W ciągu ostatnich kilku lat, dwóch członków mojej rodziny otrzymało diagnozy o zagrażających ich życiu chorobach. Dla mnie najtrudniejszą sprawą, związaną ze wspieraniem ich podczas terapii, było poczucie ciągłej niepewności. Zawsze chcę słyszeć od lekarzy jednoznaczne opinie, jednak nie zawsze sprawy są łatwe do rozpoznania. Zamiast usłyszeć jasne i wiążące orzeczenie, często jesteśmy proszeni, aby na nie jeszcze poczekać.

Ciężar oczekiwania bywa wprost nie do zniesienia, bo nie wiemy, co ujawni kolejne badanie. Czy do rozdzielenia nas przez śmierć zostały tylko tygodnie, miesiące, czy może lata? Bez względu na chorobę i diagnozę, każdy z nas któregoś dnia umrze. Takie sprawy, jak na przykład nowotwór, po prostu sprawiają, że myślenie o naszej śmiertelności opuszcza najgłębsze zakamarki naszej jaźni i zajmuje jedno z pierwszych miejsc w świadomości.

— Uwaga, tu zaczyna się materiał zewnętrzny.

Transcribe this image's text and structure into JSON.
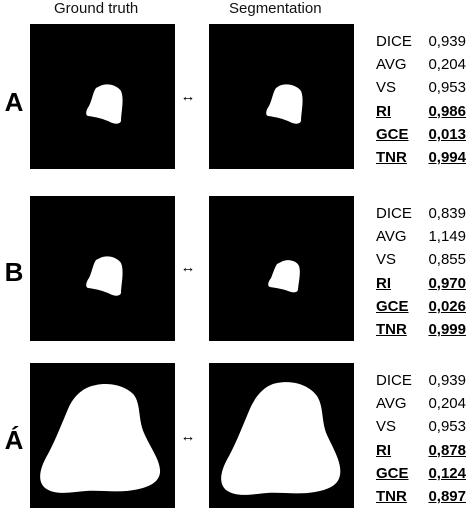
{
  "headers": {
    "ground_truth": "Ground truth",
    "segmentation": "Segmentation"
  },
  "arrow_symbol": "↔",
  "rows": [
    {
      "label": "A",
      "metrics": [
        {
          "name": "DICE",
          "value": "0,939",
          "emphasis": false
        },
        {
          "name": "AVG",
          "value": "0,204",
          "emphasis": false
        },
        {
          "name": "VS",
          "value": "0,953",
          "emphasis": false
        },
        {
          "name": "RI",
          "value": "0,986",
          "emphasis": true
        },
        {
          "name": "GCE",
          "value": "0,013",
          "emphasis": true
        },
        {
          "name": "TNR",
          "value": "0,994",
          "emphasis": true
        }
      ]
    },
    {
      "label": "B",
      "metrics": [
        {
          "name": "DICE",
          "value": "0,839",
          "emphasis": false
        },
        {
          "name": "AVG",
          "value": "1,149",
          "emphasis": false
        },
        {
          "name": "VS",
          "value": "0,855",
          "emphasis": false
        },
        {
          "name": "RI",
          "value": "0,970",
          "emphasis": true
        },
        {
          "name": "GCE",
          "value": "0,026",
          "emphasis": true
        },
        {
          "name": "TNR",
          "value": "0,999",
          "emphasis": true
        }
      ]
    },
    {
      "label": "Á",
      "metrics": [
        {
          "name": "DICE",
          "value": "0,939",
          "emphasis": false
        },
        {
          "name": "AVG",
          "value": "0,204",
          "emphasis": false
        },
        {
          "name": "VS",
          "value": "0,953",
          "emphasis": false
        },
        {
          "name": "RI",
          "value": "0,878",
          "emphasis": true
        },
        {
          "name": "GCE",
          "value": "0,124",
          "emphasis": true
        },
        {
          "name": "TNR",
          "value": "0,897",
          "emphasis": true
        }
      ]
    }
  ],
  "colors": {
    "background": "#000000",
    "mask": "#ffffff"
  }
}
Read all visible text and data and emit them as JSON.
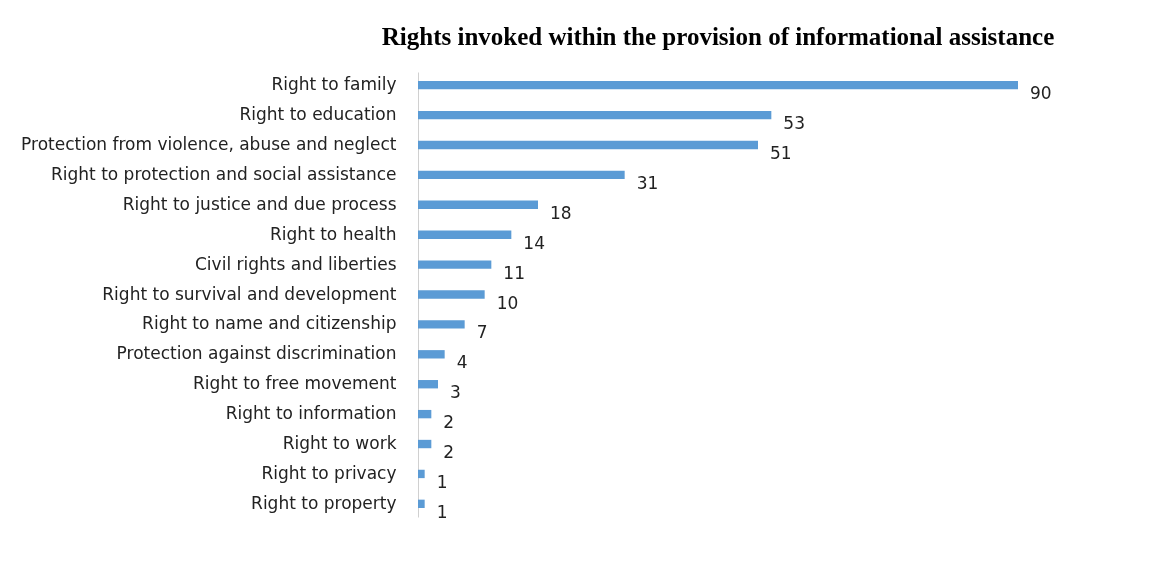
{
  "chart_data": {
    "type": "bar",
    "orientation": "horizontal",
    "title": "Rights invoked within the provision of informational assistance",
    "categories": [
      "Right to family",
      "Right to education",
      "Protection from violence, abuse and neglect",
      "Right to protection and social assistance",
      "Right to justice and due process",
      "Right to health",
      "Civil rights and liberties",
      "Right to survival and development",
      "Right to name and citizenship",
      "Protection against discrimination",
      "Right to free movement",
      "Right to information",
      "Right to work",
      "Right to privacy",
      "Right to property"
    ],
    "values": [
      90,
      53,
      51,
      31,
      18,
      14,
      11,
      10,
      7,
      4,
      3,
      2,
      2,
      1,
      1
    ],
    "color": "#5b9bd5",
    "data_labels": true
  }
}
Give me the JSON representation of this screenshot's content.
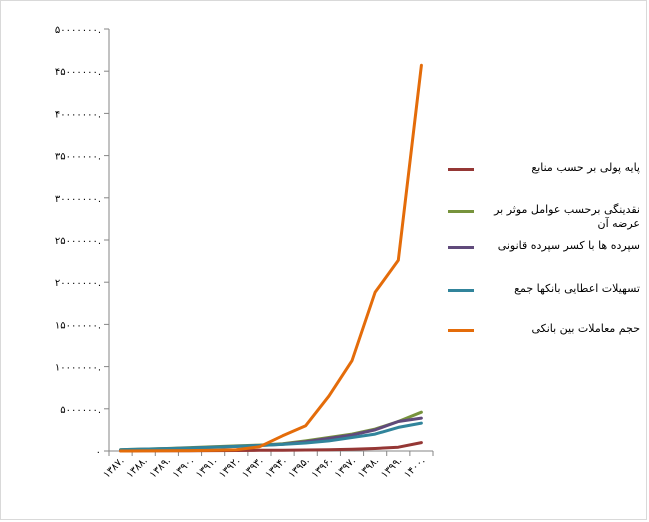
{
  "chart_data": {
    "type": "line",
    "title": "",
    "xlabel": "",
    "ylabel": "",
    "ylim": [
      0,
      50000000
    ],
    "y_ticks": [
      0,
      5000000,
      10000000,
      15000000,
      20000000,
      25000000,
      30000000,
      35000000,
      40000000,
      45000000,
      50000000
    ],
    "y_tick_labels": [
      "۰",
      "۵۰۰۰۰۰۰.",
      "۱۰۰۰۰۰۰۰.",
      "۱۵۰۰۰۰۰۰.",
      "۲۰۰۰۰۰۰۰.",
      "۲۵۰۰۰۰۰۰.",
      "۳۰۰۰۰۰۰۰.",
      "۳۵۰۰۰۰۰۰.",
      "۴۰۰۰۰۰۰۰.",
      "۴۵۰۰۰۰۰۰.",
      "۵۰۰۰۰۰۰۰."
    ],
    "categories": [
      "۱۳۸۷",
      "۱۳۸۸",
      "۱۳۸۹",
      "۱۳۹۰",
      "۱۳۹۱",
      "۱۳۹۲",
      "۱۳۹۳",
      "۱۳۹۴",
      "۱۳۹۵",
      "۱۳۹۶",
      "۱۳۹۷",
      "۱۳۹۸",
      "۱۳۹۹",
      "۱۴۰۰"
    ],
    "grid": false,
    "legend_position": "right",
    "series": [
      {
        "name": "پایه پولی بر حسب منابع",
        "color": "#953735",
        "values": [
          0,
          20000,
          30000,
          40000,
          50000,
          60000,
          80000,
          100000,
          120000,
          150000,
          200000,
          300000,
          450000,
          1000000
        ]
      },
      {
        "name": "نقدینگی برحسب عوامل موثر بر عرضه آن",
        "color": "#77933c",
        "values": [
          150000,
          230000,
          300000,
          400000,
          500000,
          600000,
          700000,
          850000,
          1200000,
          1600000,
          2000000,
          2600000,
          3500000,
          4600000
        ]
      },
      {
        "name": "سپرده ها با کسر سپرده قانونی",
        "color": "#604a7b",
        "values": [
          120000,
          200000,
          270000,
          350000,
          450000,
          550000,
          650000,
          800000,
          1100000,
          1500000,
          1900000,
          2500000,
          3500000,
          3900000
        ]
      },
      {
        "name": "تسهیلات اعطایی بانکها جمع",
        "color": "#31849b",
        "values": [
          150000,
          220000,
          280000,
          350000,
          450000,
          550000,
          650000,
          780000,
          950000,
          1200000,
          1600000,
          2000000,
          2800000,
          3300000
        ]
      },
      {
        "name": "حجم معاملات بین بانکی",
        "color": "#e46c0a",
        "values": [
          0,
          10000,
          20000,
          50000,
          100000,
          150000,
          500000,
          1800000,
          3000000,
          6500000,
          10700000,
          18800000,
          22600000,
          45700000
        ]
      }
    ]
  }
}
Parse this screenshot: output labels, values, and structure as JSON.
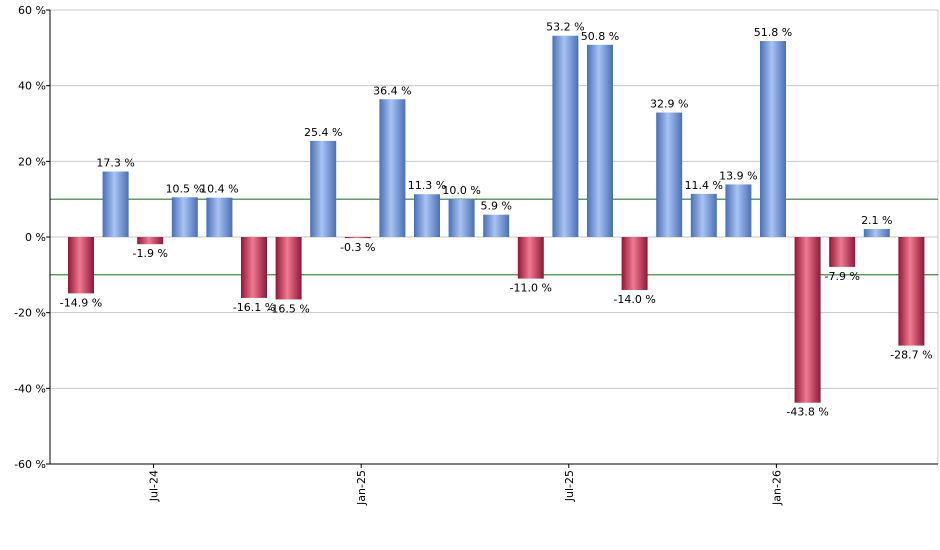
{
  "chart_data": {
    "type": "bar",
    "title": "",
    "xlabel": "",
    "ylabel": "",
    "ylim": [
      -60,
      60
    ],
    "yticks": [
      -60,
      -40,
      -20,
      0,
      20,
      40,
      60
    ],
    "ytick_labels": [
      "-60 %",
      "-40 %",
      "-20 %",
      "0 %",
      "20 %",
      "40 %",
      "60 %"
    ],
    "reference_lines": [
      10,
      -10
    ],
    "grid": true,
    "legend": "none",
    "values": [
      -14.9,
      17.3,
      -1.9,
      10.5,
      10.4,
      -16.1,
      -16.5,
      25.4,
      -0.3,
      36.4,
      11.3,
      10.0,
      5.9,
      -11.0,
      53.2,
      50.8,
      -14.0,
      32.9,
      11.4,
      13.9,
      51.8,
      -43.8,
      -7.9,
      2.1,
      -28.7
    ],
    "value_labels": [
      "-14.9 %",
      "17.3 %",
      "-1.9 %",
      "10.5 %",
      "10.4 %",
      "-16.1 %",
      "-16.5 %",
      "25.4 %",
      "-0.3 %",
      "36.4 %",
      "11.3 %",
      "10.0 %",
      "5.9 %",
      "-11.0 %",
      "53.2 %",
      "50.8 %",
      "-14.0 %",
      "32.9 %",
      "11.4 %",
      "13.9 %",
      "51.8 %",
      "-43.8 %",
      "-7.9 %",
      "2.1 %",
      "-28.7 %"
    ],
    "x_tick_labels": [
      {
        "label": "Jul-24",
        "bar_index": 1
      },
      {
        "label": "Jan-25",
        "bar_index": 7
      },
      {
        "label": "Jul-25",
        "bar_index": 13
      },
      {
        "label": "Jan-26",
        "bar_index": 19
      }
    ],
    "colors": {
      "positive_light": "#a9c3f2",
      "positive_dark": "#4a6fb5",
      "negative_light": "#f07a92",
      "negative_dark": "#8e1836",
      "reference_line": "#2e7d32",
      "grid": "#c8c8c8",
      "axis": "#000000"
    }
  }
}
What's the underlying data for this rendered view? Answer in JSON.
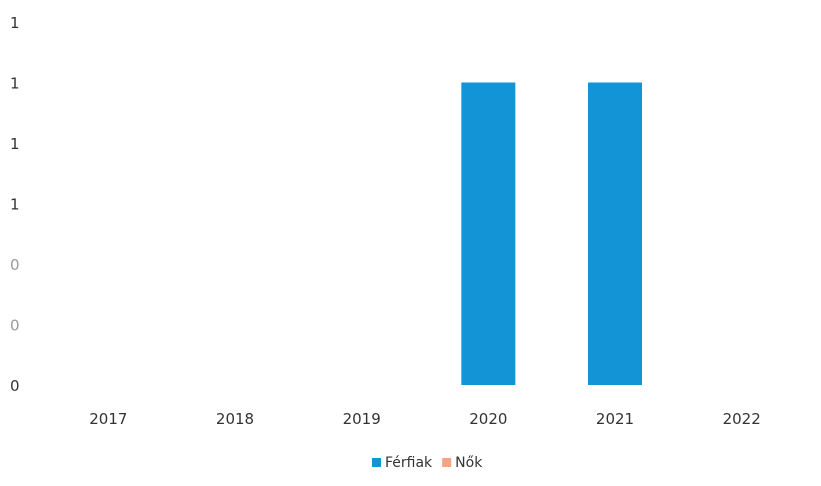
{
  "chart_data": {
    "type": "bar",
    "stacked": true,
    "title": "",
    "xlabel": "",
    "ylabel": "",
    "categories": [
      "2017",
      "2018",
      "2019",
      "2020",
      "2021",
      "2022"
    ],
    "y_tick_labels": [
      "0",
      "0",
      "0",
      "1",
      "1",
      "1",
      "1"
    ],
    "ylim": [
      0,
      1.2
    ],
    "series": [
      {
        "name": "Férfiak",
        "color": "#1394D6",
        "values": [
          0,
          0,
          0,
          1,
          1,
          0
        ]
      },
      {
        "name": "Nők",
        "color": "#F4A384",
        "values": [
          0,
          0,
          0,
          0,
          0,
          0
        ]
      }
    ],
    "grid": false,
    "legend_position": "bottom",
    "colors": {
      "tick_text": "#333333",
      "tick_text_faded": "#9a9a9a"
    }
  }
}
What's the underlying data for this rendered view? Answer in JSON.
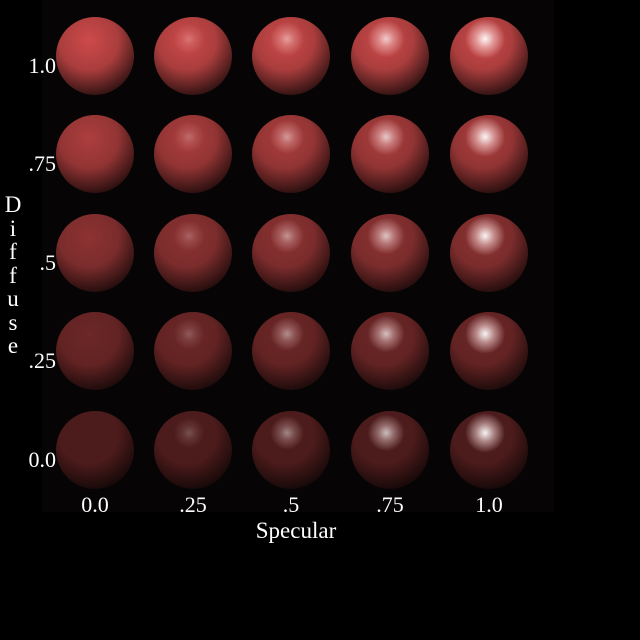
{
  "figure": {
    "x_axis_title": "Specular",
    "y_axis_title": "Diffuse",
    "specular_levels": [
      "0.0",
      ".25",
      ".5",
      ".75",
      "1.0"
    ],
    "diffuse_levels": [
      "1.0",
      ".75",
      ".5",
      ".25",
      "0.0"
    ],
    "specular_values": [
      0.0,
      0.25,
      0.5,
      0.75,
      1.0
    ],
    "diffuse_values": [
      1.0,
      0.75,
      0.5,
      0.25,
      0.0
    ],
    "base_color": "#d24b4b",
    "background_color": "#000000",
    "panel_color": "#060404"
  }
}
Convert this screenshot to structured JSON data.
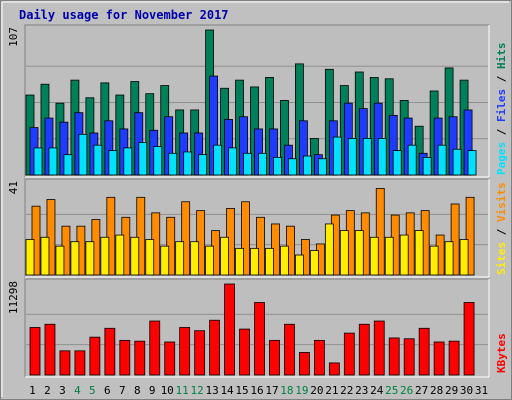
{
  "colors": {
    "background": "#c0c0c0",
    "plot_bg": "#bebebe",
    "title": "#0000aa",
    "hits": "#00805a",
    "files": "#1e3cff",
    "pages": "#00e0ff",
    "visits": "#ff8c00",
    "sites": "#ffee00",
    "kbytes": "#ff0000",
    "weekend_day": "#008040",
    "weekday": "#000000"
  },
  "chart_data": {
    "type": "bar",
    "title": "Daily usage for November 2017",
    "days": [
      "1",
      "2",
      "3",
      "4",
      "5",
      "6",
      "7",
      "8",
      "9",
      "10",
      "11",
      "12",
      "13",
      "14",
      "15",
      "16",
      "17",
      "18",
      "19",
      "20",
      "21",
      "22",
      "23",
      "24",
      "25",
      "26",
      "27",
      "28",
      "29",
      "30",
      "31"
    ],
    "weekend_days": [
      "4",
      "5",
      "11",
      "12",
      "18",
      "19",
      "25",
      "26"
    ],
    "panels": [
      {
        "name": "hits-files-pages",
        "axis_max_label": "107",
        "ymax": 107,
        "legend": [
          "Pages",
          " / ",
          "Files",
          " / ",
          "Hits"
        ],
        "series": [
          {
            "name": "Hits",
            "values": [
              59,
              67,
              53,
              70,
              57,
              68,
              59,
              69,
              60,
              66,
              48,
              48,
              107,
              64,
              70,
              65,
              72,
              55,
              82,
              27,
              78,
              66,
              76,
              72,
              71,
              55,
              36,
              62,
              79,
              70,
              0
            ]
          },
          {
            "name": "Files",
            "values": [
              35,
              42,
              39,
              46,
              31,
              40,
              34,
              46,
              33,
              43,
              31,
              31,
              73,
              41,
              43,
              34,
              34,
              22,
              40,
              15,
              40,
              53,
              49,
              53,
              44,
              42,
              16,
              42,
              43,
              48,
              0
            ]
          },
          {
            "name": "Pages",
            "values": [
              20,
              20,
              15,
              30,
              22,
              18,
              20,
              24,
              21,
              16,
              17,
              15,
              22,
              20,
              16,
              16,
              13,
              12,
              14,
              12,
              28,
              27,
              27,
              27,
              18,
              22,
              13,
              22,
              19,
              18,
              0
            ]
          }
        ]
      },
      {
        "name": "visits-sites",
        "axis_max_label": "41",
        "ymax": 41,
        "legend": [
          "Sites",
          " / ",
          "Visits"
        ],
        "series": [
          {
            "name": "Visits",
            "values": [
              31,
              34,
              22,
              22,
              25,
              35,
              26,
              35,
              28,
              26,
              33,
              29,
              20,
              30,
              33,
              26,
              23,
              22,
              16,
              14,
              27,
              29,
              28,
              39,
              27,
              28,
              29,
              18,
              32,
              35,
              0
            ]
          },
          {
            "name": "Sites",
            "values": [
              16,
              17,
              13,
              15,
              15,
              17,
              18,
              17,
              16,
              13,
              15,
              15,
              13,
              17,
              12,
              12,
              12,
              13,
              9,
              11,
              23,
              20,
              20,
              17,
              17,
              18,
              20,
              13,
              15,
              16,
              0
            ]
          }
        ]
      },
      {
        "name": "kbytes",
        "axis_max_label": "11298",
        "ymax": 11298,
        "legend": [
          "KBytes"
        ],
        "series": [
          {
            "name": "KBytes",
            "values": [
              5900,
              6300,
              3000,
              3000,
              4700,
              5800,
              4300,
              4200,
              6700,
              4100,
              5900,
              5500,
              6800,
              11298,
              5700,
              9000,
              4300,
              6300,
              2800,
              4300,
              1500,
              5200,
              6300,
              6700,
              4600,
              4500,
              5800,
              4100,
              4200,
              9000,
              0
            ]
          }
        ]
      }
    ]
  }
}
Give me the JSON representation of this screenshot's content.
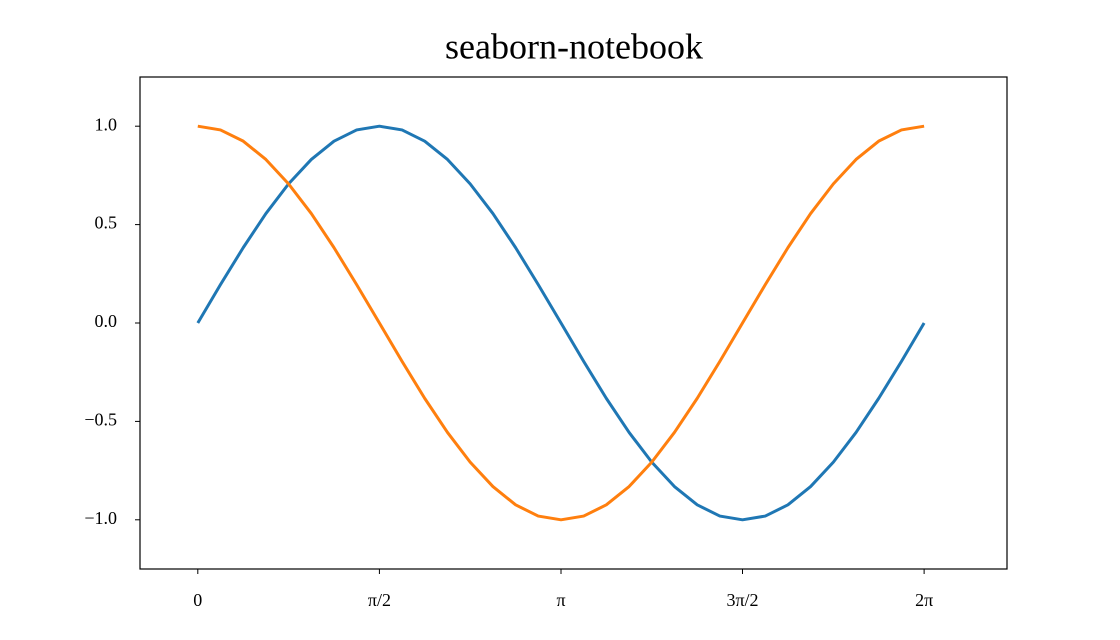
{
  "chart_data": {
    "type": "line",
    "title": "seaborn-notebook",
    "x": [
      0,
      0.196,
      0.393,
      0.589,
      0.785,
      0.982,
      1.178,
      1.374,
      1.571,
      1.767,
      1.963,
      2.16,
      2.356,
      2.553,
      2.749,
      2.945,
      3.142,
      3.338,
      3.534,
      3.731,
      3.927,
      4.123,
      4.32,
      4.516,
      4.712,
      4.909,
      5.105,
      5.301,
      5.498,
      5.694,
      5.89,
      6.087,
      6.283
    ],
    "series": [
      {
        "color": "#1f77b4",
        "values": [
          0,
          0.195,
          0.383,
          0.556,
          0.707,
          0.831,
          0.924,
          0.981,
          1,
          0.981,
          0.924,
          0.831,
          0.707,
          0.556,
          0.383,
          0.195,
          0,
          -0.195,
          -0.383,
          -0.556,
          -0.707,
          -0.831,
          -0.924,
          -0.981,
          -1,
          -0.981,
          -0.924,
          -0.831,
          -0.707,
          -0.556,
          -0.383,
          -0.195,
          0
        ]
      },
      {
        "color": "#ff7f0e",
        "values": [
          1,
          0.981,
          0.924,
          0.831,
          0.707,
          0.556,
          0.383,
          0.195,
          0,
          -0.195,
          -0.383,
          -0.556,
          -0.707,
          -0.831,
          -0.924,
          -0.981,
          -1,
          -0.981,
          -0.924,
          -0.831,
          -0.707,
          -0.556,
          -0.383,
          -0.195,
          0,
          0.195,
          0.383,
          0.556,
          0.707,
          0.831,
          0.924,
          0.981,
          1
        ]
      }
    ],
    "xlim": [
      -0.5,
      7.0
    ],
    "ylim": [
      -1.25,
      1.25
    ],
    "xticks": [
      0,
      {
        "value": 1.571,
        "label": "π/2"
      },
      {
        "value": 3.142,
        "label": "π"
      },
      {
        "value": 4.712,
        "label": "3π/2"
      },
      {
        "value": 6.283,
        "label": "2π"
      }
    ],
    "yticks": [
      {
        "value": -1,
        "label": "−1.0"
      },
      {
        "value": -0.5,
        "label": "−0.5"
      },
      {
        "value": 0,
        "label": "0.0"
      },
      {
        "value": 0.5,
        "label": "0.5"
      },
      {
        "value": 1,
        "label": "1.0"
      }
    ],
    "grid": false
  }
}
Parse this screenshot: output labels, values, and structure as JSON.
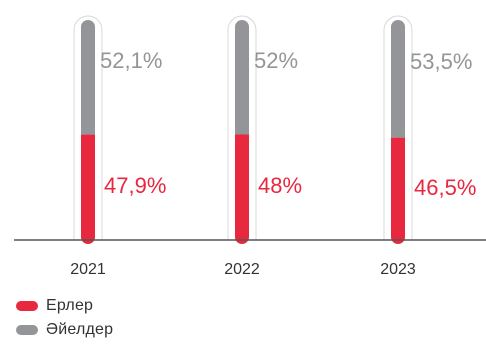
{
  "chart_data": {
    "type": "bar",
    "stacked": true,
    "percent": true,
    "categories": [
      "2021",
      "2022",
      "2023"
    ],
    "series": [
      {
        "name": "Ерлер",
        "values": [
          47.9,
          48,
          46.5
        ],
        "labels": [
          "47,9%",
          "48%",
          "46,5%"
        ],
        "color": "#E8283F"
      },
      {
        "name": "Әйелдер",
        "values": [
          52.1,
          52,
          53.5
        ],
        "labels": [
          "52,1%",
          "52%",
          "53,5%"
        ],
        "color": "#939598"
      }
    ],
    "ylim": [
      0,
      100
    ],
    "grid": false,
    "legend": "bottom-left"
  }
}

W mojej trzeźwiącej konfrontacji z wydarzeniami, przypominającymi o kruchości ludzkiego życia, zaczęłam modlić się słowami modlitwy Mojżesza. Psalm 90 mówi, że nasze życie jest jak usychająca i więdnąca trawa (w. 5-6), że mamy wieczny dom u Boga (w. 1). Tak jak Mojżesz, możemy prosić Boga, żeby uczył nas liczyć swoje dni, co ułatwi nam podejmowanie mądrych decyzji (w. 12), i prowadzić owocne życie czyniąc to, co dla Niego ma znaczenie (w. 17). Psalm ten przypomina nam także o tym, że nasza nadzieja jest nie w diagnozie lekarza, ale w Bogu, który trwa „od wieków na wieki”.